Was geht in Riedberg? Ein Blick auf die jüngsten Geschehnisse in der Region zeigt, dass die Anwohner in den vergangenen Monaten mit der Fernwärmeversorgung zu kämpfen hatten. Am 23. Oktober 2025 fiel die Wärmeversorgung in Riedberg sowie in Teilen der Nordweststadt und des Mertonviertels aus. Anwohner berichteten von lauwarmem Wasser und kalten Wohnungen, was für großen Unmut sorgte. Trotz dieser Situation blieb eine aktuelle Störungsmeldung auf der Website der Mainova AG aus, was zu Verwirrung unter den Betroffenen führte.

Die Situation veranlasste viele Bewohner dazu, vermutete Defekte an ihren Heizungsanlagen von Fachbetrieben überprüfen zu lassen. Der Ortsbeirat 12 nahm die Sache in die Hand und forderte am 31. Oktober eine Verbesserung der Störungskommunikation von Mainova. Es wurde angeregt, die Website um einen Bereich „Aktuelle Störung: Status und Ausblick“ zu erweitern und betroffene Kunden aktiv über E-Mail oder SMS zu informieren.

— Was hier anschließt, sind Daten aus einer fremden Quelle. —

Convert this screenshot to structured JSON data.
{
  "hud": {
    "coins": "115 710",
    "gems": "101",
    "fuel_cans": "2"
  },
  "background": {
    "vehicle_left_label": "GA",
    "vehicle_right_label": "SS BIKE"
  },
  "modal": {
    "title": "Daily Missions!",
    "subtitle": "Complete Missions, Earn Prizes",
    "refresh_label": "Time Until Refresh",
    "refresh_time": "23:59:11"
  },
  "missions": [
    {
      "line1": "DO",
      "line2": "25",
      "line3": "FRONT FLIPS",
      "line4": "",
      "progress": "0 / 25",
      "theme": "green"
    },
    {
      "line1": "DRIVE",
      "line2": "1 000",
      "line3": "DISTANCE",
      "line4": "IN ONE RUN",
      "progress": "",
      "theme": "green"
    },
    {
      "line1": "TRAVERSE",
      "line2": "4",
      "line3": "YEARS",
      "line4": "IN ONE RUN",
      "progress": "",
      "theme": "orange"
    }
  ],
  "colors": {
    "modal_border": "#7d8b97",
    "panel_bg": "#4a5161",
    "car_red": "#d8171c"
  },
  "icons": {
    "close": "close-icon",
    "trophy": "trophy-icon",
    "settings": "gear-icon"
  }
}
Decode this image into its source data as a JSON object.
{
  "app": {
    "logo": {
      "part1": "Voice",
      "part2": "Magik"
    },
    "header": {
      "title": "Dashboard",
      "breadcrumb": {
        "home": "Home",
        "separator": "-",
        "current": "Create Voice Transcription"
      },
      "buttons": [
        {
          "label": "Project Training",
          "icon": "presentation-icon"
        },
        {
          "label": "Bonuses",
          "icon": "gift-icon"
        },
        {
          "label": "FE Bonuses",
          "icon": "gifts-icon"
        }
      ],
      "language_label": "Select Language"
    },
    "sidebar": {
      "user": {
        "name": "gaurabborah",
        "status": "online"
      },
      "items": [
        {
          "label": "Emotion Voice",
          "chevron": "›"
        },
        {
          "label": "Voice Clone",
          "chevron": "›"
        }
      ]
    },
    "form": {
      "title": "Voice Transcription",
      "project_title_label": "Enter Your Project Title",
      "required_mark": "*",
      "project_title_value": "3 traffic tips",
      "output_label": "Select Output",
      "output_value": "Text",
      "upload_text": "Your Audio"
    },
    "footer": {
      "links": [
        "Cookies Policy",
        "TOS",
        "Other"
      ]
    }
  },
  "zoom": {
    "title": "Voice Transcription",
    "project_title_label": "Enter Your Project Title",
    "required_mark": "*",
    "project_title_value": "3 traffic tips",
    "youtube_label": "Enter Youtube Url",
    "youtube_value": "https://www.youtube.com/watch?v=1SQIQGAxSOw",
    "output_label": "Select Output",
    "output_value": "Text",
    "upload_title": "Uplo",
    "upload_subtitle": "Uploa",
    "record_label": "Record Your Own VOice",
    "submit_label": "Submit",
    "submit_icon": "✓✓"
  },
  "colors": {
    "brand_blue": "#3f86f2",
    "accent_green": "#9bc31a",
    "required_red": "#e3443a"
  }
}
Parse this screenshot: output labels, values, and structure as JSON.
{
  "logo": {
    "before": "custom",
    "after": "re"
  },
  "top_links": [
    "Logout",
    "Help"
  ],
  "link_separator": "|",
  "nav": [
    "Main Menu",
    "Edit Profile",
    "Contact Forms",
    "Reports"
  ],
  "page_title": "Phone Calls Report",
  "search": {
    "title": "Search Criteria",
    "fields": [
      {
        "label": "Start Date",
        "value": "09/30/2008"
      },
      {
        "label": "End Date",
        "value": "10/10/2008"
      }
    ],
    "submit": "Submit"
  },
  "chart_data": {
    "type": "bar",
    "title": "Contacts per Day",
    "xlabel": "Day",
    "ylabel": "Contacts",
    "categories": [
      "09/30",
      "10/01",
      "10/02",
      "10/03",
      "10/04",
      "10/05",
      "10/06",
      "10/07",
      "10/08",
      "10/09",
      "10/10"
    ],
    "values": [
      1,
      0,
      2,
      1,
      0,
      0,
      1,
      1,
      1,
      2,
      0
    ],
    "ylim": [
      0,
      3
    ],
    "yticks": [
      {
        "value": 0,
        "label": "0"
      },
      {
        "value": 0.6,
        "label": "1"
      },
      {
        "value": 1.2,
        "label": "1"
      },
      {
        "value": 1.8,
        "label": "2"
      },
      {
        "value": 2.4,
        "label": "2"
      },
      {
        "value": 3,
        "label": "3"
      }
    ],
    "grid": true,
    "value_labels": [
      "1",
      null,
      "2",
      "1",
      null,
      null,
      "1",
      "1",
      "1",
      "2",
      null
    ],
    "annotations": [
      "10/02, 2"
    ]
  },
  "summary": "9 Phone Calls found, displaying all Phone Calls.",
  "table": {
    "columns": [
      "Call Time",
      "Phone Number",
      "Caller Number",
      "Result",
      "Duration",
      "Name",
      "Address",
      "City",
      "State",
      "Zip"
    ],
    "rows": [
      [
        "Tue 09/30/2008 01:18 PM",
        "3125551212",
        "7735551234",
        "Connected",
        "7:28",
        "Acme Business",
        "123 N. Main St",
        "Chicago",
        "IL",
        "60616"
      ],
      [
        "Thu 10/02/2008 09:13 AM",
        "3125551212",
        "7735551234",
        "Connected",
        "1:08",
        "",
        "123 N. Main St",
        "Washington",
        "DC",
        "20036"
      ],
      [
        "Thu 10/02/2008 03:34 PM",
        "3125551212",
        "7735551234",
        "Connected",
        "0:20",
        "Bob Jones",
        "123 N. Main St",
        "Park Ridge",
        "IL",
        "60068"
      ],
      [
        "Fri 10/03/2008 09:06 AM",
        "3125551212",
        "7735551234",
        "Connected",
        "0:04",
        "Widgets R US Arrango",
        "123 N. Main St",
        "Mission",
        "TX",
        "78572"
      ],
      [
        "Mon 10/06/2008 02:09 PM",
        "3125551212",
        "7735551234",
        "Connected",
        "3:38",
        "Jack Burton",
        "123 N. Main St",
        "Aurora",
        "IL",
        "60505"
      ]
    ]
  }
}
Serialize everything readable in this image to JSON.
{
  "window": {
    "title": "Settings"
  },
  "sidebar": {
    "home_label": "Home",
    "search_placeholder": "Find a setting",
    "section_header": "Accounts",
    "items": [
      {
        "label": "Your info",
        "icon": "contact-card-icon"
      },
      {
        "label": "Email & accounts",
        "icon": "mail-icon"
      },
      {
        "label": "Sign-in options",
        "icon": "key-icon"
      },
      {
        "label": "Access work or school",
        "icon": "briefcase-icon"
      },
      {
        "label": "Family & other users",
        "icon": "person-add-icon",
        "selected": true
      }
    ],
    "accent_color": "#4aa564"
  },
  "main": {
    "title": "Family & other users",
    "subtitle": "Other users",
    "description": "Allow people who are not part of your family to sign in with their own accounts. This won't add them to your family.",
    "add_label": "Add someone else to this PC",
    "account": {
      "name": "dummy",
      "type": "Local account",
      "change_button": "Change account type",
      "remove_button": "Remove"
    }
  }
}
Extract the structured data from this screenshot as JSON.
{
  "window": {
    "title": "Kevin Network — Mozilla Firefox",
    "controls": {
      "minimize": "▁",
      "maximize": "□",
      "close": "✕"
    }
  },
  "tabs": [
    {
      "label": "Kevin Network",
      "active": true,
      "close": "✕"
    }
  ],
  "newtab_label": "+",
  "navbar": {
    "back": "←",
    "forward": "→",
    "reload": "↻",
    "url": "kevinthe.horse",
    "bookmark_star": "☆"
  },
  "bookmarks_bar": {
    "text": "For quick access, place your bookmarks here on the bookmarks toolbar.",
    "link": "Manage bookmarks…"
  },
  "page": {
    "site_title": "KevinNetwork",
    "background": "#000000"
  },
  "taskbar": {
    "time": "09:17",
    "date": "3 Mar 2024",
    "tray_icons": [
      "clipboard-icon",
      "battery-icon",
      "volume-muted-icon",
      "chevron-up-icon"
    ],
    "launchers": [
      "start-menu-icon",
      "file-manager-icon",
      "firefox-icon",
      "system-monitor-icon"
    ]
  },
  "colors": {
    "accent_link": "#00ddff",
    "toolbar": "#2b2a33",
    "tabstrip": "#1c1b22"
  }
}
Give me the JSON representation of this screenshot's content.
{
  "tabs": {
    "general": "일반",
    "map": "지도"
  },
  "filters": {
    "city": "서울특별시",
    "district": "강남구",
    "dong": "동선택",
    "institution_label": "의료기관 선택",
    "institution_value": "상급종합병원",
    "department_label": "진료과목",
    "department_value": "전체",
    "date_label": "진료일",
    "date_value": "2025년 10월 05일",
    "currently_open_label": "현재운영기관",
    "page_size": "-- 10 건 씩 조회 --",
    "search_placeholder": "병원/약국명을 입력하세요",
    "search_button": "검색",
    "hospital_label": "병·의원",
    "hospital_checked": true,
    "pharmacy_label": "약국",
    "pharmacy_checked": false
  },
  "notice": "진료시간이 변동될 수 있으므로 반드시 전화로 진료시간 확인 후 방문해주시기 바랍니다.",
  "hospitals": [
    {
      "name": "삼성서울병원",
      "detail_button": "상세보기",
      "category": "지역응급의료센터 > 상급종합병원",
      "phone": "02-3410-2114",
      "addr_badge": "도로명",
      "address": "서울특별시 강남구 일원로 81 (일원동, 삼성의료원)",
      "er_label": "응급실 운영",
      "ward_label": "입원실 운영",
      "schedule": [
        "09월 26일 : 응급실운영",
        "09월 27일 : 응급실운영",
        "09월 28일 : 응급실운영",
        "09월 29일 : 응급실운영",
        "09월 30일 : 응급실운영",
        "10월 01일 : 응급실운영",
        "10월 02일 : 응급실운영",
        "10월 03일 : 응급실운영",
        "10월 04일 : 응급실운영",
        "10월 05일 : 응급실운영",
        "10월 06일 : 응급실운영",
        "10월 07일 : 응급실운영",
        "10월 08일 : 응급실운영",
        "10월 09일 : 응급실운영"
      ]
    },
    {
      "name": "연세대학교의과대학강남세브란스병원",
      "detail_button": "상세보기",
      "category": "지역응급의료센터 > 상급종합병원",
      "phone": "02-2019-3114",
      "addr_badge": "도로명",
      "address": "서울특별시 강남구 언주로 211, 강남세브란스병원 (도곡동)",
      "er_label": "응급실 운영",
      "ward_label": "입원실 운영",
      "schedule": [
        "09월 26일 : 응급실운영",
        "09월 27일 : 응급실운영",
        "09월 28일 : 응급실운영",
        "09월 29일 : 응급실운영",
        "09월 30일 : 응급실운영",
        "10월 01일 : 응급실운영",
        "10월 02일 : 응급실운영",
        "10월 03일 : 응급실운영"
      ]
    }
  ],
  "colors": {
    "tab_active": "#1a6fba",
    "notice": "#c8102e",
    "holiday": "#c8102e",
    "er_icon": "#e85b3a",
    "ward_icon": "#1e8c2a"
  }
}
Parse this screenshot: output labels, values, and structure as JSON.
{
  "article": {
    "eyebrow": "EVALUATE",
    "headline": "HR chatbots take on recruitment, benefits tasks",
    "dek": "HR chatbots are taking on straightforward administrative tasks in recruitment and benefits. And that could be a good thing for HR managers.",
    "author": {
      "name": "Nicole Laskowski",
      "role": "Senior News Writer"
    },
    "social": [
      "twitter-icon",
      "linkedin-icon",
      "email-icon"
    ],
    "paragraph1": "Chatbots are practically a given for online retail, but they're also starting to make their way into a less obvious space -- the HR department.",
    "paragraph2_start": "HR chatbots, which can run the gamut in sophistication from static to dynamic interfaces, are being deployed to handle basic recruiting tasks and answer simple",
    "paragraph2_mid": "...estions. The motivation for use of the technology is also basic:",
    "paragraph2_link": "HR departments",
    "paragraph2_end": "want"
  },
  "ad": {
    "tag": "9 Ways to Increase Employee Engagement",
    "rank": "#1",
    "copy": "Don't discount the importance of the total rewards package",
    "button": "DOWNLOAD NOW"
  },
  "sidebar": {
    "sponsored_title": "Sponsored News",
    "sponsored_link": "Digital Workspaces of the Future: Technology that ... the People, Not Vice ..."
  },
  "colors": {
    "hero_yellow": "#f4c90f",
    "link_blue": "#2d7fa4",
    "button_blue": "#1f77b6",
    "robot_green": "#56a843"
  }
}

Kommunikation im Störungsfall

Der Magistrat der Stadt Frankfurt hat sich ebenfalls mit Mainova in Verbindung gesetzt, was zur Stellungnahme des Unternehmens am 9. Februar 2026 führte. Laut Mainova war das Müllheizkraftwerk Frankfurt am Main GmbH betroffen, wobei die Frankfurter Entsorgungs- und Service GmbH (FES) die Verantwortung für die Kommunikation übernahm. Am Morgen des Störfalls informierte FES die Anwohner per E-Mail und beantwortete Presseanfragen bereits ab früh um 7:23 Uhr. Um 09:09 Uhr meldete sich auch Mainova über ihren Service-Account auf der Plattform X.

Ein zweites Mailing zur Behebung der Störung wurde am 24. Oktober 2025 versendet. Zudem informierte FES über Social Media Kanäle wie Instagram und Facebook über die Situation, um sicherzustellen, dass möglichst viele Bürger erreicht werden. Die Anwohner im betroffenen Gebiet erhielten die ersten Informationen um 08:31 Uhr. Zu diesem Zeitpunkt war die Störung bereits behoben, jedoch dauerte es noch mehrere Stunden, bis alle Wohnungen wieder warm wurden, da das Fernwärmesystem träge auf Temperaturschwankungen reagiert.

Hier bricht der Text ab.